A couple of weeks later, walking through campus, I saw the same young man sitting by himself, eating a sandwich for lunch. My initial reaction on seeing him had been to hope that he would not catch sight of me and launch into his organizing spiel. But as I looked at him, quietly working his way through his solitary meal, an entirely different emotion ran through me, one that replaced the irritation I had come to associate with him.

I felt, most of all, a curious emotion that I can only describe as a hybrid of sympathy, pity, and affection; it might be the feeling that courses through us when we see a small child playing by itself.
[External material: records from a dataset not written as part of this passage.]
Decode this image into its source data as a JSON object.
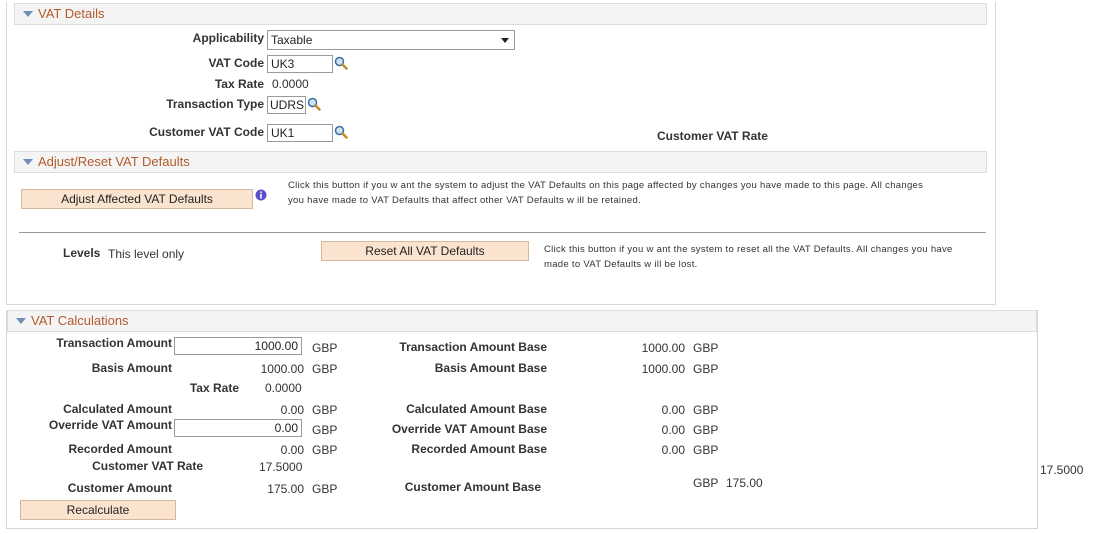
{
  "vat_details": {
    "title": "VAT Details",
    "applicability_label": "Applicability",
    "applicability_value": "Taxable",
    "vat_code_label": "VAT Code",
    "vat_code_value": "UK3",
    "tax_rate_label": "Tax Rate",
    "tax_rate_value": "0.0000",
    "transaction_type_label": "Transaction Type",
    "transaction_type_value": "UDRS",
    "customer_vat_code_label": "Customer VAT Code",
    "customer_vat_code_value": "UK1",
    "customer_vat_rate_label": "Customer VAT Rate"
  },
  "adjust_reset": {
    "title": "Adjust/Reset VAT Defaults",
    "adjust_button": "Adjust Affected VAT Defaults",
    "adjust_help_line1": "Click this button if you w ant the system to adjust the VAT Defaults on this page affected by changes you have made to this page. All changes",
    "adjust_help_line2": "you have made to VAT Defaults that affect other VAT Defaults w ill be retained.",
    "levels_label": "Levels",
    "levels_value": "This level only",
    "reset_button": "Reset All VAT Defaults",
    "reset_help_line1": "Click this button if you w ant the system to reset all the VAT Defaults. All changes you have",
    "reset_help_line2": "made to VAT Defaults w ill be lost."
  },
  "vat_calculations": {
    "title": "VAT Calculations",
    "transaction_amount_label": "Transaction Amount",
    "transaction_amount_value": "1000.00",
    "basis_amount_label": "Basis Amount",
    "basis_amount_value": "1000.00",
    "tax_rate_label": "Tax Rate",
    "tax_rate_value": "0.0000",
    "calculated_amount_label": "Calculated Amount",
    "calculated_amount_value": "0.00",
    "override_vat_amount_label": "Override VAT Amount",
    "override_vat_amount_value": "0.00",
    "recorded_amount_label": "Recorded Amount",
    "recorded_amount_value": "0.00",
    "customer_vat_rate_label": "Customer VAT Rate",
    "customer_vat_rate_value": "17.5000",
    "customer_amount_label": "Customer Amount",
    "customer_amount_value": "175.00",
    "currency": "GBP",
    "transaction_amount_base_label": "Transaction Amount Base",
    "transaction_amount_base_value": "1000.00",
    "basis_amount_base_label": "Basis Amount Base",
    "basis_amount_base_value": "1000.00",
    "calculated_amount_base_label": "Calculated Amount Base",
    "calculated_amount_base_value": "0.00",
    "override_vat_amount_base_label": "Override VAT Amount Base",
    "override_vat_amount_base_value": "0.00",
    "recorded_amount_base_label": "Recorded Amount Base",
    "recorded_amount_base_value": "0.00",
    "customer_amount_base_label": "Customer Amount Base",
    "customer_amount_base_value": "175.00",
    "outside_rate_value": "17.5000",
    "recalculate_button": "Recalculate"
  },
  "colors": {
    "section_title": "#b45a2c",
    "button_bg": "#fbe4cf",
    "header_bg": "#f4f4f4",
    "triangle": "#6e8db8"
  },
  "icons": [
    "collapse-triangle-icon",
    "lookup-magnifier-icon",
    "info-icon",
    "dropdown-arrow-icon"
  ]
}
Strangely enough, as I looked at that young man, I felt protective of him. I felt too, regret at yet another failure of kindness, even if not overtly expressed; I had not been accommodating and understanding enough of his enthusiasm for his work, of his naiveté and sincerity. I felt ashamed I had ever thought so harshly of him, spoken so unkindly about him. I had been impatient and dismissive; he had merely been doing his job even if one could quibble with his tactical allocation of effort.

This change in my perception of this young man had been brought on, I think, by witnessing him at a moment of acute vulnerability. He was all alone, engaging in an act that all humans engage in,  eating a meal. Somehow the simple business of quietly eating a sandwich in solitude had reminded me of his humanity. When I had encountered him in my office, he had been a pesky irritant, diverting me from my work, subjecting me to an argument the contours of which I knew too well. Here, all that was gone; now, there was only a young man nourishing himself. All alone. Somehow, at that moment, he became just another person trying–imperfectly, at the best of times–to find his way in this world, all the while not free of his most basic human wants. Here, by himself, he was taking care of them.

At that moment, that little glimpse of that young man was all that was needed for me to see him in an entirely new light. My old feelings could resurface were I to encounter him in a similar context, but perhaps then, hopefully, they would be tempered by the knowledge of the sensations that I had just experienced.